Pittsburgh got a pair of second-period goals by Cooke to take a 4-2 lead before the Canadiens tied the score in the final 2:23 before intermission on tallies by Brian Gionta and P.K. Subban, setting the stage for a wild third period.

"Honestly, when a team scores two quick goals like this at the end of a period, it always hurts," Letang said. "But we had a good meeting yesterday and a good meeting this morning about staying focused and staying put. I think guys did a really good job."

David Desharnais put the Canadiens ahead 5-4 at 5:25 by knocking home the rebound of Alexei Emelin's shot. But Pittsburgh tied it at 8:33 when Kunitz raced into the high slot and one-timed Crosby's pass from behind the net behind Price.

Crosby put the Penguins back in front at 10:24 by slamming home the rebound of Letang's stuff attempt. But the lead lasted just 30 seconds before Gionta blasted a slap shot from beyond the top of the right circle past Tomas Vokoun for his second of the night.

Sutter then got his chance to be the hero.

"It wasn't pretty, but a win is a win," he said.

On a tough night for both goaltenders, Vokoun stopped 33 shots, while Price made 30 saves.

"We showed character by coming back, but that's not the way we want to play," Desharnais said. "We don't want to play a wide-open game like that, but we fell behind by two goals and we had to open things up."

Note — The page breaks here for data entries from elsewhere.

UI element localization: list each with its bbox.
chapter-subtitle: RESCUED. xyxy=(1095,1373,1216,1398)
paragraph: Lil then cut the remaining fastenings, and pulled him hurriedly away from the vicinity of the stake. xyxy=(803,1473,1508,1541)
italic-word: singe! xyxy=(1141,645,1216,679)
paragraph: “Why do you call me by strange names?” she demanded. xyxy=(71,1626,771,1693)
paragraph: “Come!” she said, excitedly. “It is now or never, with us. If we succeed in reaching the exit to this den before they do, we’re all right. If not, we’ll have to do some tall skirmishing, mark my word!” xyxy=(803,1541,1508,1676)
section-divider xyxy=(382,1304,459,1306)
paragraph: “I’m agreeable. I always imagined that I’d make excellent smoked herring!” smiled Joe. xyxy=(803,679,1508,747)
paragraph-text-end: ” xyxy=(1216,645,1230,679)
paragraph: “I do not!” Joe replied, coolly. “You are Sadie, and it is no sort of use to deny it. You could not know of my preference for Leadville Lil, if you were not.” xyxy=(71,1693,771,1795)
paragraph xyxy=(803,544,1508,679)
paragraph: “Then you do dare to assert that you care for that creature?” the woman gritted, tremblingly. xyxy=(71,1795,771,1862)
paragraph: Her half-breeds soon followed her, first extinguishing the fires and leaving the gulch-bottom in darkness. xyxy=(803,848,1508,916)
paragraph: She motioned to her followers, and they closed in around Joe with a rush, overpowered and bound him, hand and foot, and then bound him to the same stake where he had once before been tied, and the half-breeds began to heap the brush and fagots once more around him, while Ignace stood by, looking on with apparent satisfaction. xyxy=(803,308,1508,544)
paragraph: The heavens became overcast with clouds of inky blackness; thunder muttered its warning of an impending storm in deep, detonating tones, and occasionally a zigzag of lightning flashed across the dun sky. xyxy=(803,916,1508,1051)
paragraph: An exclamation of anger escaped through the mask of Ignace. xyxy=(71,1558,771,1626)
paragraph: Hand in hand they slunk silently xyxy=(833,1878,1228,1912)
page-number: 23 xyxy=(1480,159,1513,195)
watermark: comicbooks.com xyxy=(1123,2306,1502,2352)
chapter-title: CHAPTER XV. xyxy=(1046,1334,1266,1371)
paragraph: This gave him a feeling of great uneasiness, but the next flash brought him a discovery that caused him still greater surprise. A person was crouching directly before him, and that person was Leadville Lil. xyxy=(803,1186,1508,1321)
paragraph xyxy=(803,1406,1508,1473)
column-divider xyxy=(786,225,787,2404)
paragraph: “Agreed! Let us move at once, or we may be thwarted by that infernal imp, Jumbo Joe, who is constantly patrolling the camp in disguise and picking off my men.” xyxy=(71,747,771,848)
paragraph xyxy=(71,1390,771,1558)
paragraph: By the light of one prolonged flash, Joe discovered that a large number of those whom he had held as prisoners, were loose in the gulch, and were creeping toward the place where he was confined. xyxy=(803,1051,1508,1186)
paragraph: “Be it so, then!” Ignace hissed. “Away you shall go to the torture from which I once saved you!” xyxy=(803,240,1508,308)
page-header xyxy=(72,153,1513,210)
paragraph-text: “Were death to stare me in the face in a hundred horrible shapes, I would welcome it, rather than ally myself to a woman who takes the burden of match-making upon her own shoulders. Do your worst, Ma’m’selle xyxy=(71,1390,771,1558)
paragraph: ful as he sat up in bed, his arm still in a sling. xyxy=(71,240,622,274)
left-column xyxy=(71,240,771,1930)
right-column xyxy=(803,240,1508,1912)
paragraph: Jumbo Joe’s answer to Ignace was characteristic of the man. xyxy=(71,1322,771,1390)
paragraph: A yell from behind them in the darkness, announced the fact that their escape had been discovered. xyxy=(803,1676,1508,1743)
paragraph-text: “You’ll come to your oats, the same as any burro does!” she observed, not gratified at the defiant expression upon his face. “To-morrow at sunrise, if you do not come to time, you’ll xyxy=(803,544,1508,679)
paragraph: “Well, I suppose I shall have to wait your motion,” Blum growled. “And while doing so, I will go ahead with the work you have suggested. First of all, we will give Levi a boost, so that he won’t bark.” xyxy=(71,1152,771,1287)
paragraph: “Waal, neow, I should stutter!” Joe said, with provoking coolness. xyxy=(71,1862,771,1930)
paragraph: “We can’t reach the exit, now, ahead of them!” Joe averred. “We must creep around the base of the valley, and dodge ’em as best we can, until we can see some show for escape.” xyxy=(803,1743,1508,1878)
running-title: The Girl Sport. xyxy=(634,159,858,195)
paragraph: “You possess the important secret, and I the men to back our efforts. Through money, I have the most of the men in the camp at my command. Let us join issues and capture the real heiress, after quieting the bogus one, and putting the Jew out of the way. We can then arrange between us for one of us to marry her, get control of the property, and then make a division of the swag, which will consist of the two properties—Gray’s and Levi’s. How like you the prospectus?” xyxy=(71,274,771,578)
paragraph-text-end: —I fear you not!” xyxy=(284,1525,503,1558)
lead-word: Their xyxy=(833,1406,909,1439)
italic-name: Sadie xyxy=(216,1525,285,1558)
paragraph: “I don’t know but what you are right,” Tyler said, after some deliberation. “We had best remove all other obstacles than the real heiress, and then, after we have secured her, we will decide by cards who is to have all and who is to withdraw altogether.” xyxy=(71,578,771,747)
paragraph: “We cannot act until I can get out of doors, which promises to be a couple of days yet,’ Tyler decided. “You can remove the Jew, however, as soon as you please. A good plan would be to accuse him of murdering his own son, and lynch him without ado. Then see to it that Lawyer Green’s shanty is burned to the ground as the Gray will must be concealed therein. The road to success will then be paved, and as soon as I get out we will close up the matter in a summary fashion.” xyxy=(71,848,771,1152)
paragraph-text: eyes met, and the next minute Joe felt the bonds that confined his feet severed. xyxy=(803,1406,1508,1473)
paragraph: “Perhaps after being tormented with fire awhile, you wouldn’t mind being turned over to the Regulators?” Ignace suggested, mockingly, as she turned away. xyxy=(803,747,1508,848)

Vokoun had no one but himself to blame for the game's first goal. Montreal defenseman Tomas Kaberle took a harmless-looking wrist shot from the left boards that Vokoun easily stopped -- but he left a rebound that Brandon Prust slammed into the net at 5:41 for his third goal of the season.

Crosby earned the game's first power play when Montreal's Tomas Plekanec had to hold him with 2:40 left to stop a scoring chance. The Penguins capitalized with 52.5 seconds left when Letang's slap shot from above the right circle hit the skate of Emelin and deflected onto the stick of Sutter, who snapped it into a wide-open side of the net.

Montreal went back in front at 4:14 of the second when Pacioretty lifted the rebound of rookie Brendan Gallagher's stuff try over Vokoun for his seventh of the season. That lead lasted less than four minutes -- Price stopped Crosby from the lower left circle, but Crosby controlled the rebound behind the net and fed Kunitz, who banked the puck off Price and into the net at 8:29 for his 10th of the season.

The Penguins grabbed the lead 31 seconds later when Cooke's long shot sailed past a screened Price. Cooke put his team up by two at 13:05 when his straightaway 40-foot wrister got through defenseman Josh Gorges attempt at a block and zipped past Price's glove.

Montreal made it a one-goal game at 17:37 when Gionta, skating between the circles, artfully deflected Francois Boullion's long shot past Vokoun. Subban snuck down from the blue line and fired home Gallagher's passout with :00.7 remaining to tie it. A video review confirmed that the puck crossed the goal line an instant before time ran out.

The Penguins didn't let the Canadiens' late blitz deflate them.

"It’s easy to get frustrated and kind of feel sorry for yourself when you lose a lead," Crosby said, "but we kept coming."

Material from team media was used in this report.